About this episode:
Dana Deighton, an esophageal cancer survivor, shares her diagnostic odyssey of false starts and life-threatening detours.
Deighton had always been healthy—she didn’t smoke, didn’t drink and exercised every day. Then came a joint pain that wouldn’t go away, visits to numerous doctors, a series of misdiagnoses, invasive tests, and growing symptoms. The correct diagnosis of stage 4 esophageal cancer “was not the diagnosis anyone wants.” But she refused to accept physicians’ recommendations for palliative care as a solution.
She describes her persistent advocacy to convince doctors to consider her as an individual different from expectations and generalizations. She asked the hard questions and had the hard discussions, resulting in an outcome better than expected.
She recommends physicians and patients do the homework, energetically collaborate and consider the individual patient in the quest for a solution. “Don’t be a passive patient.”
Dana Deighton works for the online patient community provider Inspire.com that helps connect patients with others experiencing the same disease, for a wide variety of diseases and over 4 million members.

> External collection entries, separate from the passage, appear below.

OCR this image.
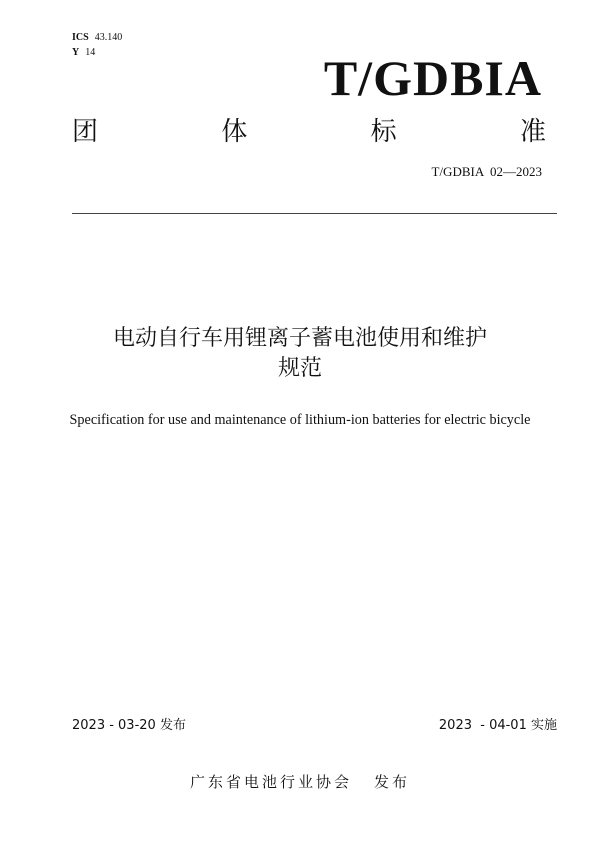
ICS 43.140
Y 14	T/GDBIA
团	体	标	准
T/GDBIA  02—2023
电动自行车用锂离子蓄电池使用和维护
规范
Specification for use and maintenance of lithium-ion batteries for electric bicycle
2023 - 03-20 发布	2023  - 04-01 实施
广东省电池行业协会 发布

She also serves as an Executive Board Member of the Esophageal Cancer Action Network (ECAN), is a patient representative on the Locally Advanced Esophageal Cancer Guideline Panel for the American Society of Clinical Oncology (ASCO), a member of NCI Patient Advocate Steering Committee and NCI Esophago-Gastric Task Force and serves on the Esophageal and Stomach Cancer Project Patient Advisory Committee, a project led by the Broad Institute of MIT and Harvard. She lives outside of Alexandria with her husband and three teenagers.